22 de novembro de 2023

As rainhas proscritas

  Beatriz de Borgonha & Joana de Trastâmara  
António de Holanda

A história oficial dos países é sempre contada pelos vencedores e quando, a posteriori, se aplicam os ditames do politicamente correto, tendemos a cair nos trilhos movediços do cronologicamente errado. Assim aconteceu com o destino dinástico de Beatriz de Borgonha e de Joana de Trastâmara, legítimas herdeiras de Fernando I de Portugal e Algarve e de Henrique IV de Castela e Leão. A seu tempo aclamadas, destronadas, proscritas, vencidas, banidas. Reduzidas de rainhas soberanas do país de origem a rainhas consortes do país vizinho.

À distância de três únicas gerações, as filhas reconhecidas do rei Formoso e do rei Impotente foram privadas do direito monárquico que as assistia de reinar. A ausência da apresentação dum conjunto de formalidades legais comprovadas cometidas por ambas foi substituída nos dois casos por hipotéticas acusações da infidelidade das mães, Leonor Teles e Joana de Avis, a Aleivosa e a Leviana. Um recurso eficaz seguido pelas mais altas esferas das duas cortes ibéricas em tempos agitados de guerra civil e de agitação política.

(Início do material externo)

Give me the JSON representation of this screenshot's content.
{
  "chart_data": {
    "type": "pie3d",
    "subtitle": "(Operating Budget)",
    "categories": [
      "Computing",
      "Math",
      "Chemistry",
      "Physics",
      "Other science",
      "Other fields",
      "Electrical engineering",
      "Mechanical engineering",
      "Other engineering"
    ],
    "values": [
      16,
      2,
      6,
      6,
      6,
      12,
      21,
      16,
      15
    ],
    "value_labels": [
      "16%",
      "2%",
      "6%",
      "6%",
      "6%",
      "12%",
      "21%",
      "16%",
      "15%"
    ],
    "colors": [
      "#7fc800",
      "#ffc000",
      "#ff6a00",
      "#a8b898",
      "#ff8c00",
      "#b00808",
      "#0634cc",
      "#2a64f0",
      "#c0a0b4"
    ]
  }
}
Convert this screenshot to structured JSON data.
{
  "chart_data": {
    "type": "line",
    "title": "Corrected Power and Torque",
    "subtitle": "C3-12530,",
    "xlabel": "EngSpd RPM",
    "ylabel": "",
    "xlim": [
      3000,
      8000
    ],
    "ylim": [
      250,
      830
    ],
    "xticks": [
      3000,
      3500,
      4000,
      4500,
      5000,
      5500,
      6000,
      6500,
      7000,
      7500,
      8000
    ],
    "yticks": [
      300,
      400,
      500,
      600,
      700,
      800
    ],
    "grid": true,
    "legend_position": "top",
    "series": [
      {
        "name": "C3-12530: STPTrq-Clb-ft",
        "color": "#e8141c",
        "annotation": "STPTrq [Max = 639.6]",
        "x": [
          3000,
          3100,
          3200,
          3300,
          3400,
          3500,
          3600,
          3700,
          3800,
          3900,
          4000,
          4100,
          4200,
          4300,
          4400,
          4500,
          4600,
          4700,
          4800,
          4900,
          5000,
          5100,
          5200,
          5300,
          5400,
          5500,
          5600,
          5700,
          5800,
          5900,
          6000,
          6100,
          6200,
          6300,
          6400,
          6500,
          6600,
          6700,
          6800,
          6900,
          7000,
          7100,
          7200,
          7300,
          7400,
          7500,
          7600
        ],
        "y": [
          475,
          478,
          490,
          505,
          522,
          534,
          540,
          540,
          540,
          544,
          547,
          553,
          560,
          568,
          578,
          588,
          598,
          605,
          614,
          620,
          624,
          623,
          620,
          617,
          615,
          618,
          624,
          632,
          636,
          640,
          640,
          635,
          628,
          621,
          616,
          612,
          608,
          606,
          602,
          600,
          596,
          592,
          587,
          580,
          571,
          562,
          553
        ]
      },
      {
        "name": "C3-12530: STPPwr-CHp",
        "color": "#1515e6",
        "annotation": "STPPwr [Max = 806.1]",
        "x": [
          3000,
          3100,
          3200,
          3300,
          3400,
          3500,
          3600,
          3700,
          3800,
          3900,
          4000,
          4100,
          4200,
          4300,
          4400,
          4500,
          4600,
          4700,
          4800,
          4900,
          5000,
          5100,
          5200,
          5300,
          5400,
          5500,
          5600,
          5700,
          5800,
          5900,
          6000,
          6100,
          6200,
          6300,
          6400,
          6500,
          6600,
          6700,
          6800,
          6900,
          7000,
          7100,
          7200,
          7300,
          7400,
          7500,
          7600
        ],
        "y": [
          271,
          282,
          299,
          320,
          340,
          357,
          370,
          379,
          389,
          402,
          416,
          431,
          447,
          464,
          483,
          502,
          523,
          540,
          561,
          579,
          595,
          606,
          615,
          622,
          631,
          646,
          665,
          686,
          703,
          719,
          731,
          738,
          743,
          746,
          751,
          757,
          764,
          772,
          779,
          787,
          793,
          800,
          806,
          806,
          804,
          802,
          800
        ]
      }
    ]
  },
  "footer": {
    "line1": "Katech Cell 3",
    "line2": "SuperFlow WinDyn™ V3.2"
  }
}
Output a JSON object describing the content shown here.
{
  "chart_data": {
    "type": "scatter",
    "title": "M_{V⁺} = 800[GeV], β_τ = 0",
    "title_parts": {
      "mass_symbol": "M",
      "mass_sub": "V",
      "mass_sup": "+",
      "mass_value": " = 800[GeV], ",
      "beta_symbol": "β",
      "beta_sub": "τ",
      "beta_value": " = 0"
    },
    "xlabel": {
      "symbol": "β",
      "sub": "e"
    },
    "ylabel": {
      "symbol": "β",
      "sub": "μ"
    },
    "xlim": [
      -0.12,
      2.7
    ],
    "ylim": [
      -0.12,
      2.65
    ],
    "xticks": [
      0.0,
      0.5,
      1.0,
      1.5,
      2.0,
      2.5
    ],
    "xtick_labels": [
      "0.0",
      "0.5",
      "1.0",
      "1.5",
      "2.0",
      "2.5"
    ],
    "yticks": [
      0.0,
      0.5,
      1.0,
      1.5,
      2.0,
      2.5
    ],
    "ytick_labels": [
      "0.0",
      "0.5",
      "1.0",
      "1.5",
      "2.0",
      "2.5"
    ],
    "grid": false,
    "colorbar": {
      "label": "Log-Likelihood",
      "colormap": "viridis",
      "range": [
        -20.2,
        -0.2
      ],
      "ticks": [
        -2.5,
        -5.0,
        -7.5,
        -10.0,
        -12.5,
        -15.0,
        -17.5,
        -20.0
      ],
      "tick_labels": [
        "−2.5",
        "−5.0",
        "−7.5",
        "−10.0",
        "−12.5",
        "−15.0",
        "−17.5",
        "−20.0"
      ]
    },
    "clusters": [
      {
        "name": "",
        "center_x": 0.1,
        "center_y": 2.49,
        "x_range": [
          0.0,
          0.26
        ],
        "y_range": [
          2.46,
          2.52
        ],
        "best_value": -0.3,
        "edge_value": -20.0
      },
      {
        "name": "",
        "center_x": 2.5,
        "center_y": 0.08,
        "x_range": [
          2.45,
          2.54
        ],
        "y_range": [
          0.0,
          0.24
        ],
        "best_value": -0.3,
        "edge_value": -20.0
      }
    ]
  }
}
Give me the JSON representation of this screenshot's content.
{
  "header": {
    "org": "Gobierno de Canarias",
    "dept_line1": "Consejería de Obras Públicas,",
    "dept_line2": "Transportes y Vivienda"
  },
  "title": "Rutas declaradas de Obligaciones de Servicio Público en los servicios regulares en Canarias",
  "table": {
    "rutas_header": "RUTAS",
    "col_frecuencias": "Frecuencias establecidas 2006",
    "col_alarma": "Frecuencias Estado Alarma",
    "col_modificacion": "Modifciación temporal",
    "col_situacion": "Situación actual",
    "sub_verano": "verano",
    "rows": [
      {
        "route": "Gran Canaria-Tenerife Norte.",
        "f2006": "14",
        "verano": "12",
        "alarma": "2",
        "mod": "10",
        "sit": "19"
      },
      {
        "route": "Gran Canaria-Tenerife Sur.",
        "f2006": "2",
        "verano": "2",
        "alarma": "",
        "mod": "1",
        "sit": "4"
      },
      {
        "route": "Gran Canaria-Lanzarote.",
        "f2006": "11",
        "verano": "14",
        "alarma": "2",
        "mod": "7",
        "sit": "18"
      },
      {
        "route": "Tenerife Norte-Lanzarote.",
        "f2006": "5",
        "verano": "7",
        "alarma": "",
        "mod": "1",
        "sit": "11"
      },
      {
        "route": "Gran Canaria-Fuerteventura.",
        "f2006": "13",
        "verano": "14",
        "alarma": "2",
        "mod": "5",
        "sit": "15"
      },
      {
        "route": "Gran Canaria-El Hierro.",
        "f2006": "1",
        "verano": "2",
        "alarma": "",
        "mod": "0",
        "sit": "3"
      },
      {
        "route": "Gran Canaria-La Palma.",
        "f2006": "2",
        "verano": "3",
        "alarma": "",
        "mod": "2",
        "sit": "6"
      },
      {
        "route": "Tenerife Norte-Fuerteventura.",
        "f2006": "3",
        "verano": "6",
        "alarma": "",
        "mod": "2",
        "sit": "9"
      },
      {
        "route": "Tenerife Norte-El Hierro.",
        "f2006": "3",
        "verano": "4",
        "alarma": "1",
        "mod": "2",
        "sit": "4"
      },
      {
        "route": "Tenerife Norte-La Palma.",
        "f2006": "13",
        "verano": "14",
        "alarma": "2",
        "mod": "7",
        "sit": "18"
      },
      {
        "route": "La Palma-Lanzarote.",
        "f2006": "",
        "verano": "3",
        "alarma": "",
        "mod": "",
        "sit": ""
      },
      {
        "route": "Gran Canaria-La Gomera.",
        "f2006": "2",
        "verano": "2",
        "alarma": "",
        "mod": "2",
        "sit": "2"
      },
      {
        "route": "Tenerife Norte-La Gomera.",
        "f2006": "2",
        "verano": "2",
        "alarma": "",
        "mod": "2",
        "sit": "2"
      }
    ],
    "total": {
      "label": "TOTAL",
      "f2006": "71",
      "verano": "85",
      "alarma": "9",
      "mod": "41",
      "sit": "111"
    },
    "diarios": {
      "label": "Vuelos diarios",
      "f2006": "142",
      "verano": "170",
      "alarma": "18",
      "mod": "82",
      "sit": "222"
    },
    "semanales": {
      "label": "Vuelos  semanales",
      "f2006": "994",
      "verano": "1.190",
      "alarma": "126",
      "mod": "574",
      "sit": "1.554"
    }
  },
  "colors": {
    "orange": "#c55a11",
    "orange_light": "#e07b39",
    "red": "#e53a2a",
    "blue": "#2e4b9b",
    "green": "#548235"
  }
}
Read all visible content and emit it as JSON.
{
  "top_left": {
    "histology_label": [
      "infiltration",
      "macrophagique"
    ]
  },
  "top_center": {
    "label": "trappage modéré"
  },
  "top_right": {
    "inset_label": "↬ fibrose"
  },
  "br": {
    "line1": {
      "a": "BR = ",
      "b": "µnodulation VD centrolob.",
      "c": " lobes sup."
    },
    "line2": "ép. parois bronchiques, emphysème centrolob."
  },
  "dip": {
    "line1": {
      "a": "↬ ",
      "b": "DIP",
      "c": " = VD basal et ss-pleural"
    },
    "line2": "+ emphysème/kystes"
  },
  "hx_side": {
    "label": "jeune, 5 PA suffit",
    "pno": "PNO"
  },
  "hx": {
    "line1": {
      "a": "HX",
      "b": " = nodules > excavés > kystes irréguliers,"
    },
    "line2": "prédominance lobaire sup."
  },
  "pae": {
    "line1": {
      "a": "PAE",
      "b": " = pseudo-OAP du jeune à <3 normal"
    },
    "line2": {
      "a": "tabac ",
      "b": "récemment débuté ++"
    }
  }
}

Nesta muito oportuna versão coroada de pecado original torna-se particularmente difícil encontrar um pai alternativo para a infanta portuguesa casada aos dez anos com o rei João I de Castela e Leão, remota que é a ideia de a atribuir ao conde galego João Fernandes Andeiro. Ficou assim privada dum epíteto aviltante idêntico ao da sua prima em terceiro grau, a Beltraneja, depois transformado num outro de cariz elogioso, a Excelente Senhora, ao tornar-se na consorte real do tio D. Afonso V de Portugal e Algarve.

Os reinados de facto e de jure de Beatriz de Borgonha e de Joana de Trastâmara nos seus torrões de berço terminam de vez após as batalhas de Aljubarrota (14.08.1385) e do Toro (6.04.1474), quando os respetivos cônjuges e reis titulares são vencidos pelos novos soberanos efetivos das duas coroas peninsulares, o Mestre de Avis do lado de cá da fronteira e Isabel-a-Católica do lado de lá. A longa agonia das rainhas consortes de jure uxoris começava então até ao seu desaparecimento final sem honra nem glória dignos de memória.

Num ato de reparação tardia, alguns catálogos reais começaram a incluir nas suas listagens de monarcas o Prior do Crato, teimando a omitir a sobrinha do rei da Boa Memória. É o que acontece, v.g., na Cronologia dos Reis de Portugal, publicada pela Casa Real Portuguesa na sua página oficial da Net. Ostracismo permanente que continua a marginalizar a última rainha aclamada, jurada e com moeda cunhada da primeira dinastia. Mistério insondável que o sangue azul dos Bragança saberá explicar, se estiver para  virado.

PENDÕES REAIS DE CASTELA-PORTUGAL & DE PORTUGAL-CASTELA
Juan I de Castilla y Beatriz de Portugal  |  Afonso V de Portugal e Joana de Castela

1 comentário:

  1. Tramas que a história dos homens tece... Li o romance A Beltraneja, de Almudena de Arteaga, mas nada sobre Beatriz de Borgonha. É na verdade muito interessante a coincidência das suas histórias.